Albon wird den Briten George Russell (23) ersetzen, der 2022 als Teamkollege von Superstar Lewis Hamilton (36) zu Mercedes wechselt. Das gaben Red Bull und Williams gleichzeitig bekannt.

Jost Capito, der deutsche Teamchef von Williams, sagt: „Es ist fantastisch, dass wir jetzt unsere Fahrer für 2002 bekannt geben dürfen. Beide Piloten werden uns helfen, den nächsten Schritt zu machen.“ (DATEN: Die Fahrerwertung der Formel 1)

Albon, der Ende letzten Jahres durch den Mexikaner Sergio Pérez als Teamkollege vom Wunderknaben Max Verstappen (Niederlande) bei Red Bull ersetzt wurde, ist glücklich. „Ich bin begeistert, in die Formel 1 zurückkehren zu können und danke Williams und Red Bull für das Vertrauen, das sie mir geben.“

Red Bull gewinnt Machtkampf um Williams-Cockpit

SPORT1 erfuhr: Red Bull hat damit den Machtkampf der Top-Teams gewonnen. Denn Williams-Antriebslieferant Mercedes hatte Bedenken angemeldet, dass ein Red-Bull-Fahrer Motorgeheimnisse am den WM-Rivalen weiterleiten könnte. (DATEN: Die Teamwertung der Formel 1)

Mercedes-Teamchef Toto Wolff wollte stattdessen seinen Formel-E-Weltmeister Nyck de Vries (Niederlande) bei Williams platzieren. Doch das britische Traditionsteam entschied sich für die Red-Bull-Variante.

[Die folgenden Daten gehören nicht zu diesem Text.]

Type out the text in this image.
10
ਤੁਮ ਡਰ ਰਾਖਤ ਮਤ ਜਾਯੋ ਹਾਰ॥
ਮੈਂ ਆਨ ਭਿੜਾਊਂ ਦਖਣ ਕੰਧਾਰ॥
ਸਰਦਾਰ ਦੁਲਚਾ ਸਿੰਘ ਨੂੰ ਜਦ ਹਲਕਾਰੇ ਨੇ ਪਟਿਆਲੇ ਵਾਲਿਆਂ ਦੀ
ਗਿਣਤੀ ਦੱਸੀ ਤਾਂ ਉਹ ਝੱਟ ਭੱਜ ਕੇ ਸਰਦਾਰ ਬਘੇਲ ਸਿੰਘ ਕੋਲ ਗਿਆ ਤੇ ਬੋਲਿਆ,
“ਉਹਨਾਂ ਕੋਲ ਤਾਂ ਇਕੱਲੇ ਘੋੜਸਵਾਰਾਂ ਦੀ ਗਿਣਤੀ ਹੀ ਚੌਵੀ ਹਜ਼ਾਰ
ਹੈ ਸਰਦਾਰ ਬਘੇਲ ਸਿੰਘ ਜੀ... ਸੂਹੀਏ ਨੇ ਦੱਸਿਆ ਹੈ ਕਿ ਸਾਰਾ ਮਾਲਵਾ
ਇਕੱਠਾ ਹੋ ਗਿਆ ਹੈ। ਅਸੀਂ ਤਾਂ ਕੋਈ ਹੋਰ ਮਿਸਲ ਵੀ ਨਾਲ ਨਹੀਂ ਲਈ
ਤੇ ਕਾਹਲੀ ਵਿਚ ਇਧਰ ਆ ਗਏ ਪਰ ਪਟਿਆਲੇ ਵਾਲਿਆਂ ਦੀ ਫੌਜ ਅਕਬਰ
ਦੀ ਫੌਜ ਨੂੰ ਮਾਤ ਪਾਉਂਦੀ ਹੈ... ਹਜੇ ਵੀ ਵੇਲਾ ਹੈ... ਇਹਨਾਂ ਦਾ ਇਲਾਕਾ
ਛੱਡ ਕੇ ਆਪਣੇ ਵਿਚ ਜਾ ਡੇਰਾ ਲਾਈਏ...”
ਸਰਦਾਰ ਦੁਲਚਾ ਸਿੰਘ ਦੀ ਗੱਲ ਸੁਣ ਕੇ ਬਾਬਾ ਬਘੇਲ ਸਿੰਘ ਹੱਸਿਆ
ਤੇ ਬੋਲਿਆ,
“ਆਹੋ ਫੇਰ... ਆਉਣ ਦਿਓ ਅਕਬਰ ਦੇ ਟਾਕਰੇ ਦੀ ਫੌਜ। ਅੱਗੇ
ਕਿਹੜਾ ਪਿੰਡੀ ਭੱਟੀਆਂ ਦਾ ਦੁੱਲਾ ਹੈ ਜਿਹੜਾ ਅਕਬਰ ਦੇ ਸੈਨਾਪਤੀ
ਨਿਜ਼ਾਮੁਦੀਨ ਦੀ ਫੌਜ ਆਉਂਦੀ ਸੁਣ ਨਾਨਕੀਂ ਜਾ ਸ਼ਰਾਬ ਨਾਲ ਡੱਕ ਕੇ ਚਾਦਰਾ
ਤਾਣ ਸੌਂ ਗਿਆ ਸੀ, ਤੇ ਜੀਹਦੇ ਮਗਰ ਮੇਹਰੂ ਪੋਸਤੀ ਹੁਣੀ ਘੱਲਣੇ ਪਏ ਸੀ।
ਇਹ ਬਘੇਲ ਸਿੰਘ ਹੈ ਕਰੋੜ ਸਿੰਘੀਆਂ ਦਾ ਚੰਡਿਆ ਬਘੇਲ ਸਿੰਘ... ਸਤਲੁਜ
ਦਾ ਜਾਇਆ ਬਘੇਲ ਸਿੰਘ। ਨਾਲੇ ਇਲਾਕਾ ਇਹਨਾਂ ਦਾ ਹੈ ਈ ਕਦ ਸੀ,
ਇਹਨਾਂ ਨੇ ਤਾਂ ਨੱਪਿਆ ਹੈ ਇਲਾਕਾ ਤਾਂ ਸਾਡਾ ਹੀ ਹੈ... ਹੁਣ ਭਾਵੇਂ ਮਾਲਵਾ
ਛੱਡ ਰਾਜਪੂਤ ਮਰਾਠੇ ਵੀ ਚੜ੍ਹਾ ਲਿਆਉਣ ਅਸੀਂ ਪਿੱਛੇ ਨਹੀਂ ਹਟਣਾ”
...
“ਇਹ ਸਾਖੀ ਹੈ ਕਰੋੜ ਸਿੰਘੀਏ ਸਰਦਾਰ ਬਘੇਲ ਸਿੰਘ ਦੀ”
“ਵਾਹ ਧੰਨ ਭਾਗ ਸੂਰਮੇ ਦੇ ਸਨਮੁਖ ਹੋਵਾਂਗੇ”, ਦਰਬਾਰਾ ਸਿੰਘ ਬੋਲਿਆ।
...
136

Red-Bull-Motorsportberater Helmut Marko zu SPORT1: „Alex wird weiterhin in der Red-Bull-Familie bleiben. Er ist ein großartiger Pilot mit extremen Fähigkeiten, beispielsweise in der Simulator-Arbeit. Er hat es verdient, wieder in der Formel 1 zu sein.“

Auch für die DTM ist die Verpflichtung Albons ein Beweis für ihre Wertigkeit. Grund: Albon fährt in diesem Jahr mit einem von Red Bull eingesetzten Ferrari zusammen mit Red-Bull-Junior Liam Lawson (19, Neuseeland) in der „besten Tourenwagenserie der Welt“. (DATEN: Der Rennkalender der Formel 1)

DTM-Chef Gerhard Berger: „Albon zeigt, dass die DTM auch als Sprungbrett für die Formel 1 dienen kann. Ich denke, Lawson wird der nächste sein, den wir in der Königsklasse sehen werden.“

Verwirrung um Albon-Fotos im Williams

Übrigens: Die Bilder, die von Albon mit Williams-Kleidung schon am Morgen der Verkündung im Internet kursierten, haben nichts mit der aktuellen Verpflichtung zu tun. Sie sind 14 Tage alt. Albon wurde kurz vor dem GP in Belgien in Spa zur Williams-Sitzprobe bestellt, um den zunächst positiv auf Covid-19 getesteten Latifi zu ersetzen.

Da der Kanadier dann aber doch negativ getestet wurde, war Albons Ersatzfahrereinsatz in Spa hinfällig.

Größter Konkurrent Albons um das vakante Russell-Cockpit bei Williams war der Chinese Guanyu Zhou (22). Der F2-Fahrer aus Shanghai winkte mit einer Mitgift von 30 Millionen Euro aus seiner Heimat. Doch die politischen Verhältnisse sprachen dagegen. Die Williams-Mehranteilseigner aus den USA wollten keinen Fahrer aus dem Reich der Mitte haben.

Wer landet im Alfa-Romeo-Cockpit?

Für den Fahrermarkt bedeutet das: Zhou verhandelt jetzt über das letzte übrig gebliebenen Cockpit in der Formel 1 bei Alfa-Romeo-Sauber.

Dort wurde der finnische Noch-Mercedes-Pilot Valtteri Bottas (32) als Nachfolger seines Landsmanns Kimi Räikkönen (41), der seine Laufbahn Ende dieser Saison beendet, schon bestätigt. Sein Konkurrent ist Nyck de Vries, den Mercedes-Teamchef Wolff jetzt bei Alfa unterbringen will.

Bei Haas geht laut SPORT1-Informationen nichts mehr. Dort sollen Mick Schumacher und der Russe Nikita Mazepin auch als Fahrerpaarung 2022 während des GP Italiens am Wochenende in Monza bestätigt werden.